While none of the supposed behavior-linked variants showed predictive power, many of them did line up with aesthetic traits that define dog breeds, such as size, leg length, or ear shape. The study suggests earlier research may have been skewed by the genetic structure of modern breeds — a product of the last two centuries of selective breeding.
According to the PNAS paper, behavioral traits in dogs are “polygenic and complex” and are also shaped heavily by environment, training, and early-life factors. Because of that, the authors conclude, tests that focus on a small number of genetic variants “are unlikely to provide accurate predictions” about a dog’s personality or future behavior.
The researchers note that dog behavior shows only moderate heritability and that meaningful genetic prediction would require much larger datasets — potentially tens or hundreds of thousands of dogs — paired with individual behavioral assessments, not breed-averaged scores.

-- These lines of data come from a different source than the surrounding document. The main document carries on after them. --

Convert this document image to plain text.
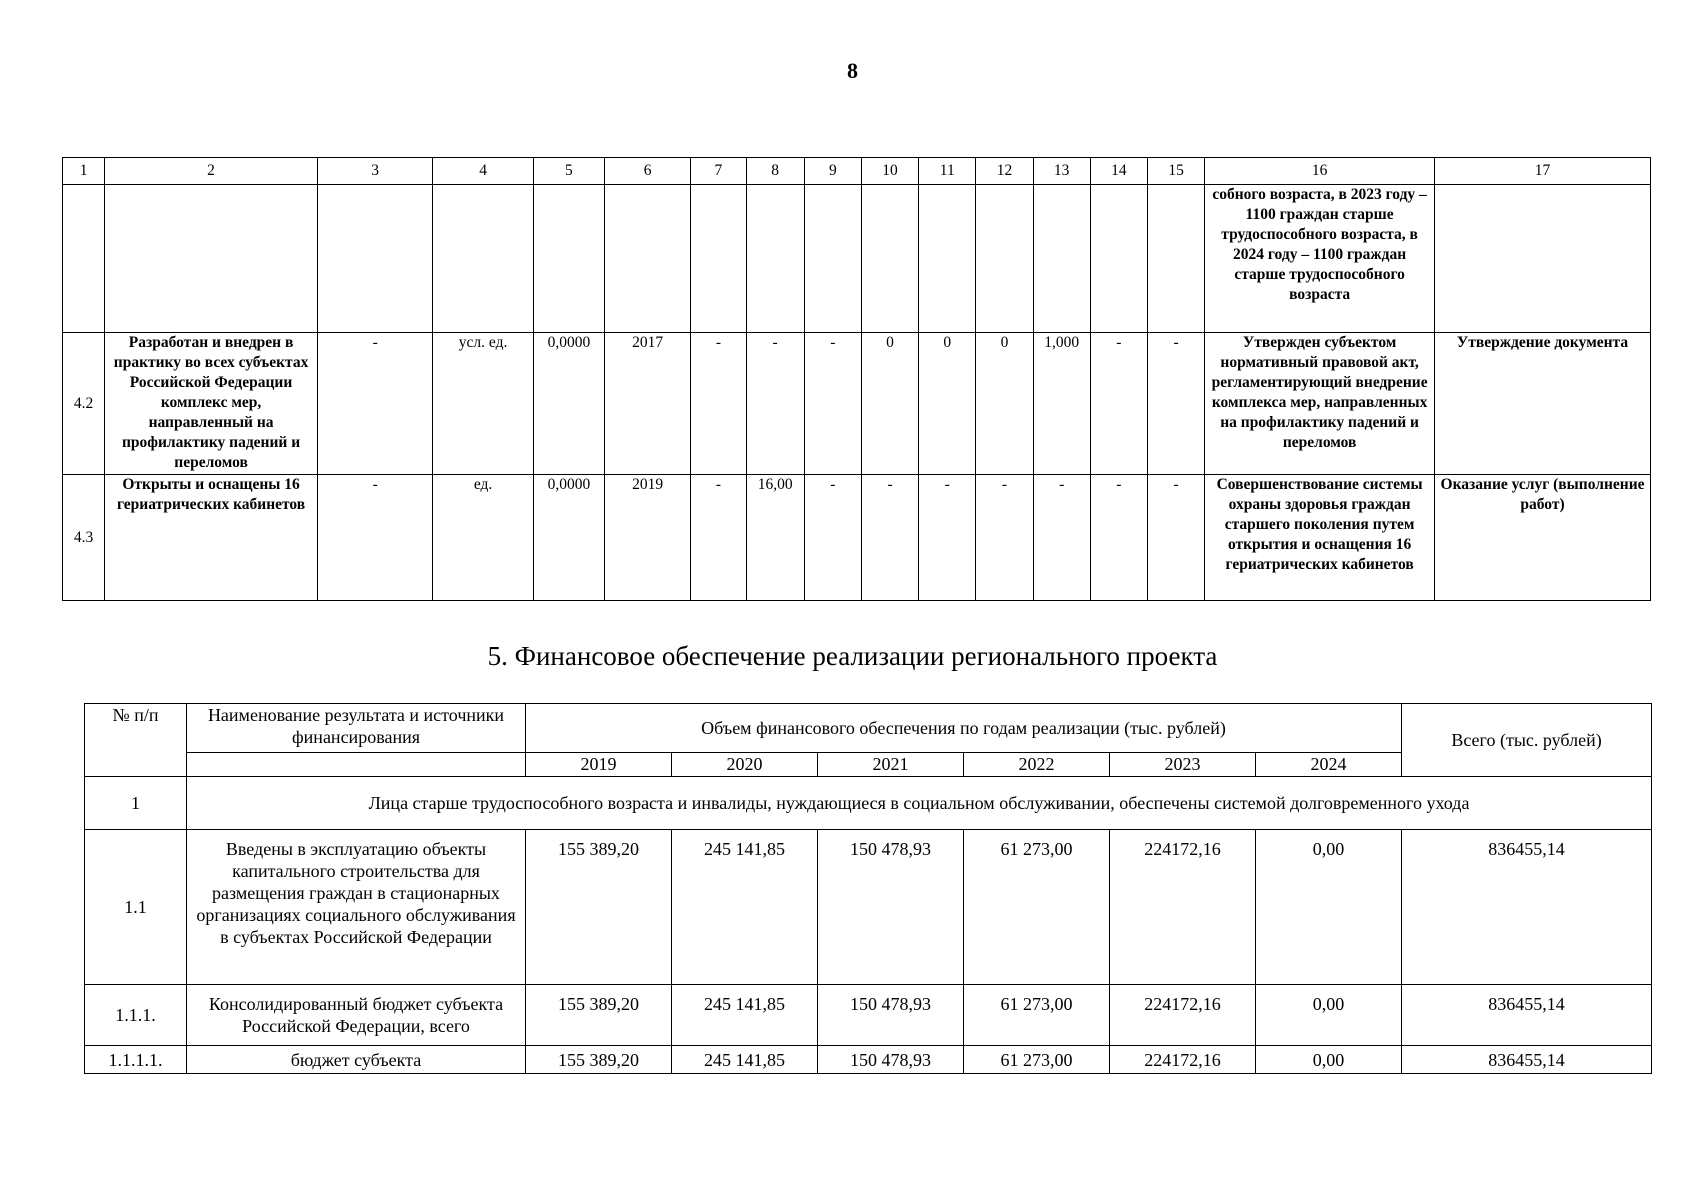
8
1	2	3	4	5	6	7	8	9	10	11	12	13	14	15	16	17
															собного возраста, в 2023 году – 1100 граждан старше трудоспособного возраста, в 2024 году – 1100 граждан старше трудоспособного возраста	
4.2	Разработан и внедрен в практику во всех субъектах Российской Федерации комплекс мер, направленный на профилактику падений и переломов	-	усл. ед.	0,0000	2017	-	-	-	0	0	0	1,000	-	-	Утвержден субъектом нормативный правовой акт, регламентирующий внедрение комплекса мер, направленных на профилактику падений и переломов	Утверждение документа
4.3	Открыты и оснащены 16 гериатрических кабинетов	-	ед.	0,0000	2019	-	16,00	-	-	-	-	-	-	-	Совершенствование системы охраны здоровья граждан старшего поколения путем открытия и оснащения 16 гериатрических кабинетов	Оказание услуг (выполнение работ)
5. Финансовое обеспечение реализации регионального проекта
№ п/п	Наименование результата и источники финансирования	Объем финансового обеспечения по годам реализации (тыс. рублей)						Всего (тыс. рублей)
		2019	2020	2021	2022	2023	2024	
1	Лица старше трудоспособного возраста и инвалиды, нуждающиеся в социальном обслуживании, обеспечены системой долговременного ухода							
1.1	Введены в эксплуатацию объекты капитального строительства для размещения граждан в стационарных организациях социального обслуживания в субъектах Российской Федерации	155 389,20	245 141,85	150 478,93	61 273,00	224172,16	0,00	836455,14
1.1.1.	Консолидированный бюджет субъекта Российской Федерации, всего	155 389,20	245 141,85	150 478,93	61 273,00	224172,16	0,00	836455,14
1.1.1.1.	бюджет субъекта	155 389,20	245 141,85	150 478,93	61 273,00	224172,16	0,00	836455,14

The work has implications for the booming market of consumer dog-DNA products, many of which claim to predict traits like sociability, fearfulness, or aggression.
The UMass Chan team’s findings indicate those predictions are not supported by evidence.
Despite the shortcomings of current tests, the researchers did replicate numerous strong associations for physical traits, demonstrating that canine genetics can reliably predict appearance — just not personality.
The full paper, “Genetic testing predicts appearance but not behavior in dogs,” is available through PNAS.